A gut-and-amend bill to exempt a multimillion-dollar Los Angeles law enforcement communications project from environmental review was sent to the governor Friday night.
Assembly Bill 1486 cleared its final legislature hurdle in the Assembly, 59-1, receiving bipartisan support.
The measure by Assemblyman Ricardo Lara, D-Bell Gardens, is touted as a way to expedite construction of an $80 million voice and data communications system for the region's 34,000 first responders.
Supporters of the project say the ability for emergency service providers to communicate with each other is particularly acute in the Los Angeles region, which has over 50 law enforcement agencies and 31 fire departments.
AB 1486 was subject to little public scrutiny, however. It was amended to contain the CEQA exemption Aug. 24, just one week before the Legislature adjourned for the year Friday. Previously, the bill was a placeholder for budget-related legislation.
Lara's proposal would provide an exemption from California Environmental Quality Act review for the design, site acquisition, construction, operation or maintenance of certain elements of the communications project.

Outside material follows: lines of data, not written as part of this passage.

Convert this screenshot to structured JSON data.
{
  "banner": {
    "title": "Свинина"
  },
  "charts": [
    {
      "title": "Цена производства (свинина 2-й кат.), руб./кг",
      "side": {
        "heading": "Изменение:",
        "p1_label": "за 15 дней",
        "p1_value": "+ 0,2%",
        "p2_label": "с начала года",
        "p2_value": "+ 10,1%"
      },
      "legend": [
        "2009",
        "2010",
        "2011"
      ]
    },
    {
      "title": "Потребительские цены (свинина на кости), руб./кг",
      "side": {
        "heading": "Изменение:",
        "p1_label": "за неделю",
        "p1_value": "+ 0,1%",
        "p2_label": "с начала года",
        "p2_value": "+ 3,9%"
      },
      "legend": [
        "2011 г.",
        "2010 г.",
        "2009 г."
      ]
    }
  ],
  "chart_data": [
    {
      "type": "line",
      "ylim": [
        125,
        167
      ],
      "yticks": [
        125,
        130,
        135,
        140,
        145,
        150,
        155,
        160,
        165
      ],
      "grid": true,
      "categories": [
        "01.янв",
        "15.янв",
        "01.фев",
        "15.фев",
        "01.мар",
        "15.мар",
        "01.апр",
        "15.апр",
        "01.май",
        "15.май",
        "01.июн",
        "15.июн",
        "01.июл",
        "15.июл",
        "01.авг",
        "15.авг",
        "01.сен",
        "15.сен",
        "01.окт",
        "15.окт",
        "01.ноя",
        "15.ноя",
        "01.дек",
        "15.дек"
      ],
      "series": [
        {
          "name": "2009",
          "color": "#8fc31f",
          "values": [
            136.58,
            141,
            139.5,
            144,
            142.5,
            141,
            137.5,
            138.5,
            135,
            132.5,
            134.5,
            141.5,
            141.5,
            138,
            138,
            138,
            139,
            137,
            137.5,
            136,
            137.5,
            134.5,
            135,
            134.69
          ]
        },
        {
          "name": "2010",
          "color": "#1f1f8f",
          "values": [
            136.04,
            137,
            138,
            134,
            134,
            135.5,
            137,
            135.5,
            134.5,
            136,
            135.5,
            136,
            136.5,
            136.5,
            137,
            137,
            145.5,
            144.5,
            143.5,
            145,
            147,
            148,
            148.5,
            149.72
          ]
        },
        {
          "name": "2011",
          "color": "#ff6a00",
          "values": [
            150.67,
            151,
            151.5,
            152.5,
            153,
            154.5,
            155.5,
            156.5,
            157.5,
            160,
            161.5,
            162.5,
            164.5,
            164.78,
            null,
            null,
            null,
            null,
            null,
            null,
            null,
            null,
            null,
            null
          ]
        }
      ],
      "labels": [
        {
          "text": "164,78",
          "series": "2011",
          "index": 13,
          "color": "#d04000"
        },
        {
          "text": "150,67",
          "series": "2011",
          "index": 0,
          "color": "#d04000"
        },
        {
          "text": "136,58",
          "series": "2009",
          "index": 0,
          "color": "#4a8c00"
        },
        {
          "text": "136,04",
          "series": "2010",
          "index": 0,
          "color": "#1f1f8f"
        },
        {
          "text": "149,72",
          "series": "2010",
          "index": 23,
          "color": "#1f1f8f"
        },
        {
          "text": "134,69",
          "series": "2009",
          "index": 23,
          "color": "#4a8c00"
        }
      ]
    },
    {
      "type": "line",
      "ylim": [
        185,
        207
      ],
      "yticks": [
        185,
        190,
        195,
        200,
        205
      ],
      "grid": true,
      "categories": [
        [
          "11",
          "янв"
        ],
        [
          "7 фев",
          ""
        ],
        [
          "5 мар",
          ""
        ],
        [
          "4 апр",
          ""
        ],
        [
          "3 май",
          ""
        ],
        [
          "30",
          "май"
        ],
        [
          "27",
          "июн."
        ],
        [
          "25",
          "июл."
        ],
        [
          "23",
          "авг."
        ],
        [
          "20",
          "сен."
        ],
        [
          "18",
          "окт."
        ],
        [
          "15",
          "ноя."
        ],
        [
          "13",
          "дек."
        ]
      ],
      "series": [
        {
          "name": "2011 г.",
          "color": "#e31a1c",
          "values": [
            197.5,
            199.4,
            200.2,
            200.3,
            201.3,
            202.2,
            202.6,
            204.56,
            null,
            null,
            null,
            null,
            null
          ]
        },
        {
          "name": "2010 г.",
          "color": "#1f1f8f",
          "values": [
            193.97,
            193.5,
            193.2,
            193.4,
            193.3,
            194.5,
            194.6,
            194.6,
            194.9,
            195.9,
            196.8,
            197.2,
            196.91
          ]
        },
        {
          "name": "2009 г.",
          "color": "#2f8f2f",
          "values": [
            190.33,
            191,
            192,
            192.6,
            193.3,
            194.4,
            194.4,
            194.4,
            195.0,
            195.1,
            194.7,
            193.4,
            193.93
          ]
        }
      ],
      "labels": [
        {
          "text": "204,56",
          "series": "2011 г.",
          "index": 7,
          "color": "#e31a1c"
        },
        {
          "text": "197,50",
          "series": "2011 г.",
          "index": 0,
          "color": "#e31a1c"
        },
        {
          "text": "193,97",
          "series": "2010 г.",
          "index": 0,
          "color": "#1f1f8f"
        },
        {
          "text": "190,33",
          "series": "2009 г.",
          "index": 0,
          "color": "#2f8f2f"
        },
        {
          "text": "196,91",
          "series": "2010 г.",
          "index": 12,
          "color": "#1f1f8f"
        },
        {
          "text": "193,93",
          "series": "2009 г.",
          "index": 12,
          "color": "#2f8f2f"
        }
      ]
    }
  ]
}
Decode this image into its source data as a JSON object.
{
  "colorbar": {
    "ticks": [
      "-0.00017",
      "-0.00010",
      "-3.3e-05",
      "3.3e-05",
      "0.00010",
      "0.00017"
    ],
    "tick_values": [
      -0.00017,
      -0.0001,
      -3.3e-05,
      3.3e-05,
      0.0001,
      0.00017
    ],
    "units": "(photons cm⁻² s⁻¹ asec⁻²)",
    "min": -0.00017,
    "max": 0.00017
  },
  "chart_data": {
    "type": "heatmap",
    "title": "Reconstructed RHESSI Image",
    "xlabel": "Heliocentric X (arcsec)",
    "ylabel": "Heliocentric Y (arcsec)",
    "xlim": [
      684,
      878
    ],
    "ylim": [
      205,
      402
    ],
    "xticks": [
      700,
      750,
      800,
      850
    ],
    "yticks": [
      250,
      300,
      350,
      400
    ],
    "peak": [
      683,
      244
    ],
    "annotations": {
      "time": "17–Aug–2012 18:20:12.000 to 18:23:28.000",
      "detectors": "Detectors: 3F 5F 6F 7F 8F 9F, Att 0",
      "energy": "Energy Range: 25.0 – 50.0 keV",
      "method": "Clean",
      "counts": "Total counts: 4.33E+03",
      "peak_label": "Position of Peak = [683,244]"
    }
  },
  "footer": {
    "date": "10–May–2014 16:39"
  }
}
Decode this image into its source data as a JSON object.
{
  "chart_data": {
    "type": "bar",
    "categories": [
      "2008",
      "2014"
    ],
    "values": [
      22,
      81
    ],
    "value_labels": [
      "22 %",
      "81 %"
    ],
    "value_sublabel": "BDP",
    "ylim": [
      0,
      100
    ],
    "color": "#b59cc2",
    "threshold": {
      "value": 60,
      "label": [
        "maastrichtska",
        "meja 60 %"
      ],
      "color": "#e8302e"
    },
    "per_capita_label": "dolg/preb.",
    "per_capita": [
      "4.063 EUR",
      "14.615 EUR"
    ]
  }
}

AB 1486 potentially could hasten construction of 239 tapered monopoles and dozens of land mobile radio systems, known as LMRs. Both elements of the communications system would hold antennas, microwave dishes and other components.
The exemption would apply only if certain conditions were met - for example, if there would be no substantial adverse impact on wetlands, riparian or historical areas, and if operation of the project would meet Federal Communications Commission standards.
Supporters contend the exemption is necessary to ensure that the project, the Los Angeles Regional Interoperable Communications System, can be built quickly enough to meet strict deadlines for accessing millions of dollars in federal grants.
Opponents counter that the massive communications system is precisely the kind of project that warrants environmental review.